Last Wednesday, thousands of high school seniors all across the country received the long-awaited news that would determine their next step in the journey of life: college. On March 30, Yale extended acceptance to 2,006 students. Soon the Yale campus will be overrun by thousands of pre-frosh trying to catch a glimpse of glorious college life. Many will attend the annual a cappella jam at Battell Chapel as well as hundreds of other activities. Even Yale Dining will put its best foot forward, with every worker dressed up professionally and laying out a feast fit for kings. Yale will transform into a picturesque, perfect institution for the weekend.

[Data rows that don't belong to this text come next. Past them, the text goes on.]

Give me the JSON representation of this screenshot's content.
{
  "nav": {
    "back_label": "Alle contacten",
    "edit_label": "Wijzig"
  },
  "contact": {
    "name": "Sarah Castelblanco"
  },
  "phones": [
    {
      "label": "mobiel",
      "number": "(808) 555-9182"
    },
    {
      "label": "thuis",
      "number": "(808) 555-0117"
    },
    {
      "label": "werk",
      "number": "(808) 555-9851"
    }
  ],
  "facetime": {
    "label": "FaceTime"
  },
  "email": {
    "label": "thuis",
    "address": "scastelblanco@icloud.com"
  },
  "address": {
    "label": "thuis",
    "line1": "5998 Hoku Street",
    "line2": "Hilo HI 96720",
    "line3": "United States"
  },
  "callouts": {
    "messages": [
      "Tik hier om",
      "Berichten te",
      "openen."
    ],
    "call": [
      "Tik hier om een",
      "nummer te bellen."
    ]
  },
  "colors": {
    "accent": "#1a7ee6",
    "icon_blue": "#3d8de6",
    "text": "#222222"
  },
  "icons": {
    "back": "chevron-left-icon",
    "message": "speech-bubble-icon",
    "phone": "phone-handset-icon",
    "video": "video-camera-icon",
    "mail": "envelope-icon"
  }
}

And when they return to campus as freshmen in the fall, Yale will still seem like the magical place they left behind: but only for a few more months. Once the initial thrill and enchantment of college fades, Yale starts to become more realistic. The 10:30 lectures at the top of Science Hill become harder and harder to make. The New Haven Green does not seem so inviting and safe anymore. And late-night pizza, egg sandwiches and bad Chinese food become part of a nightly routine. The freshman 15 no longer seems like a myth.

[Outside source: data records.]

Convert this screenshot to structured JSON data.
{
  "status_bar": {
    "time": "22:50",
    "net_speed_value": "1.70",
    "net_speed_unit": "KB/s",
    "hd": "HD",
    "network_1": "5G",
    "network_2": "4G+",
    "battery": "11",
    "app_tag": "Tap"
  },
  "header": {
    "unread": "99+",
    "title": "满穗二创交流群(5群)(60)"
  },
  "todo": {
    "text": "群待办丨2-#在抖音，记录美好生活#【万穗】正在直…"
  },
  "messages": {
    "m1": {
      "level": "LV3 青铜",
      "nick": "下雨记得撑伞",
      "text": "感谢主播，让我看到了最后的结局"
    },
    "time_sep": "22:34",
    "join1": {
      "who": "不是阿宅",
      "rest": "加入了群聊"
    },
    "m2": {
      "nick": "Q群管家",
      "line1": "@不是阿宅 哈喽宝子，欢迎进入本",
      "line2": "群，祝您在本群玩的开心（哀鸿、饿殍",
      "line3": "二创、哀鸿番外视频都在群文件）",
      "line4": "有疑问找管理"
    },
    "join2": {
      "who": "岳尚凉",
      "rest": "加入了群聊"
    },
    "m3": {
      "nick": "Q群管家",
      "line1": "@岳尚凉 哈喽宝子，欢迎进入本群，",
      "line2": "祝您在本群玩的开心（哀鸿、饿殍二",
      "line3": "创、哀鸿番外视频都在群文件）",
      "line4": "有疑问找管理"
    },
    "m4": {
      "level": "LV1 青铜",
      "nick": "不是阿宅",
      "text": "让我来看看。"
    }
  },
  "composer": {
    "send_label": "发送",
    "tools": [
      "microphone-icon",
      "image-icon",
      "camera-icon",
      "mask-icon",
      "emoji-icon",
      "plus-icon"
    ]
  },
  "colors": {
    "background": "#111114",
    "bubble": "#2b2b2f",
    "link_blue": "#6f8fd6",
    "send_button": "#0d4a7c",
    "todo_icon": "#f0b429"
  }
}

Late night meals seem to have become a quintessential foundation of any college student’s life these days. This is no surprise. The combination of large workloads and numerous extracurriculars have many of us burning the midnight oil — and working up an appetite in doing so. However, at Yale, a large share of the blame can be placed on Yale Dining and its restricting hours. An average American family eats dinner between 6:30 and 8 p.m. However, an average Yale student must eat dinner between 5 and 7 p.m. Coming in even ten minutes late is a grave offense, and you will surely be turned away.

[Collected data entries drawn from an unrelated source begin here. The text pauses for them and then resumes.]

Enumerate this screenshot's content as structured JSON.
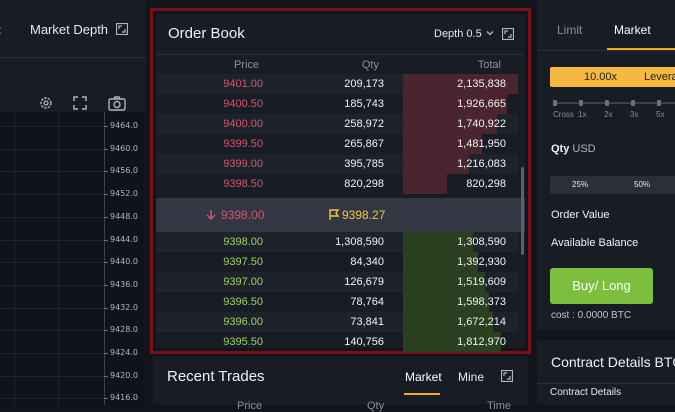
{
  "left_panel": {
    "tab_chart": "art",
    "tab_depth": "Market Depth",
    "ticks": [
      "9464.0",
      "9460.0",
      "9456.0",
      "9452.0",
      "9448.0",
      "9444.0",
      "9440.0",
      "9436.0",
      "9432.0",
      "9428.0",
      "9424.0",
      "9420.0",
      "9416.0"
    ]
  },
  "order_book": {
    "title": "Order Book",
    "depth_label": "Depth 0.5",
    "headers": {
      "price": "Price",
      "qty": "Qty",
      "total": "Total"
    },
    "asks": [
      {
        "price": "9401.00",
        "qty": "209,173",
        "total": "2,135,838",
        "depth": 1.0
      },
      {
        "price": "9400.50",
        "qty": "185,743",
        "total": "1,926,665",
        "depth": 0.9
      },
      {
        "price": "9400.00",
        "qty": "258,972",
        "total": "1,740,922",
        "depth": 0.82
      },
      {
        "price": "9399.50",
        "qty": "265,867",
        "total": "1,481,950",
        "depth": 0.69
      },
      {
        "price": "9399.00",
        "qty": "395,785",
        "total": "1,216,083",
        "depth": 0.57
      },
      {
        "price": "9398.50",
        "qty": "820,298",
        "total": "820,298",
        "depth": 0.38
      }
    ],
    "last_price": "9398.00",
    "mark_price": "9398.27",
    "bids": [
      {
        "price": "9398.00",
        "qty": "1,308,590",
        "total": "1,308,590",
        "depth": 0.61
      },
      {
        "price": "9397.50",
        "qty": "84,340",
        "total": "1,392,930",
        "depth": 0.65
      },
      {
        "price": "9397.00",
        "qty": "126,679",
        "total": "1,519,609",
        "depth": 0.71
      },
      {
        "price": "9396.50",
        "qty": "78,764",
        "total": "1,598,373",
        "depth": 0.75
      },
      {
        "price": "9396.00",
        "qty": "73,841",
        "total": "1,672,214",
        "depth": 0.78
      },
      {
        "price": "9395.50",
        "qty": "140,756",
        "total": "1,812,970",
        "depth": 0.85
      }
    ]
  },
  "recent_trades": {
    "title": "Recent Trades",
    "tab_market": "Market",
    "tab_mine": "Mine",
    "headers": {
      "price": "Price",
      "qty": "Qty",
      "time": "Time"
    }
  },
  "order_form": {
    "tab_limit": "Limit",
    "tab_market": "Market",
    "leverage_value": "10.00x",
    "leverage_label": "Leverage",
    "slider_labels": [
      "Cross",
      "1x",
      "2x",
      "3x",
      "5x"
    ],
    "qty_label": "Qty",
    "qty_unit": "USD",
    "pct_options": [
      "25%",
      "50%"
    ],
    "order_value_label": "Order Value",
    "available_balance_label": "Available Balance",
    "buy_button": "Buy/ Long",
    "cost": "cost : 0.0000 BTC"
  },
  "contract_details": {
    "title": "Contract Details BTC",
    "subtitle": "Contract Details"
  },
  "colors": {
    "ask": "#d0566e",
    "bid": "#9fd064",
    "accent": "#f5a623",
    "highlight_border": "#7a0f1a"
  }
}
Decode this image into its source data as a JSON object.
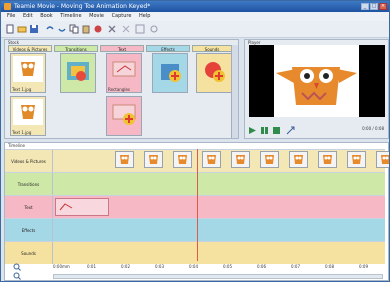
{
  "window": {
    "title": "Teamie Movie - Moving Toe Animation Keyed*"
  },
  "menu": [
    "File",
    "Edit",
    "Book",
    "Timeline",
    "Movie",
    "Capture",
    "Help"
  ],
  "library": {
    "label": "Stock",
    "categories": [
      "Videos & Pictures",
      "Transitions",
      "Text",
      "Effects",
      "Sounds"
    ],
    "items": [
      {
        "caption": "Text 1.jpg"
      },
      {
        "caption": ""
      },
      {
        "caption": "Rectangles"
      },
      {
        "caption": ""
      },
      {
        "caption": ""
      },
      {
        "caption": "Text 1.jpg"
      },
      {
        "caption": ""
      }
    ]
  },
  "preview": {
    "label": "Player",
    "counter": "0:00 / 0:08"
  },
  "timeline": {
    "label": "Timeline",
    "tracks": [
      "Videos & Pictures",
      "Transitions",
      "Text",
      "Effects",
      "Sounds"
    ],
    "ruler": [
      "0:00mm",
      "0:01",
      "0:02",
      "0:03",
      "0:04",
      "0:05",
      "0:06",
      "0:07",
      "0:08",
      "0:09"
    ]
  },
  "colors": {
    "titlebar": "#2a63b4",
    "video": "#f3e7b6",
    "transitions": "#cde8a7",
    "text": "#f5b8c4",
    "effects": "#a5d8e6",
    "sounds": "#f5e2a0"
  }
}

Dinner is simply too early, and the majority of Yale students agree. In a survey published by the News on March 23, 77 percent of 1,700 students surveyed asked that dinner hours be extended past 7 p.m. The biggest complaint among the Yale student body is not that the window itself is too short and unaccommodating but rather that having to eat when the sun is still shining outside inevitably forces one to consume another meal and/or to snack later on in the night. This explains why the dining halls are the most crowded towards the end of dinner every night. But even eating as late as possible will not save you from late-night hunger.

Not only is having such early hours inconvenient for students who have extracurricular or athletic engagements, but it is also deleterious to students’ health. Eating late at night is linked to weight gain. Northwestern University researchers studied two groups of mice that were fed the same diet containing 60 percent fat with the same amount of calories and the same amount of exercise for six weeks. It was concluded that the mice that ate during normal sleeping hours posted an average 48 percent increase in body weight compared to a modest 20 percent increase for mice that ate on a regular schedule. Despite all its effort to be sustainable, organic and nutritious, Yale Dining could be indirectly harming the health of the student body with its limiting hours.

It is true that Yale students can take practical measures themselves to guard against unnecessary and unwanted late-night meals. These might include adopting a lean protein diet (which researches have linked to a greater sense of “fullness” during weight loss) or simply overcoming our bodily temptations for a most-likely-greasy late night meal. But how much more effective would simply making dinner hours later be in curbing late-night eating and promoting healthier diets?

The consensus is loud and clear: early dinners have to go. Yale Dining should open up its ears to the hundreds of voices clamoring for later hours. Ultimately, those who want a Wenzel at 2 a.m. will satiate their desire no matter what the hours are. However, the change will be welcome for most of us who have been forced into eating a second dinner on a regular basis. When thousands of high school seniors invade Yale later on this month, I will share with them the endless qualities of Yale that make us superior to Harvard. And I want Yale Dining to make that list this year.

Albert Chang is a sophomore in Davenport College.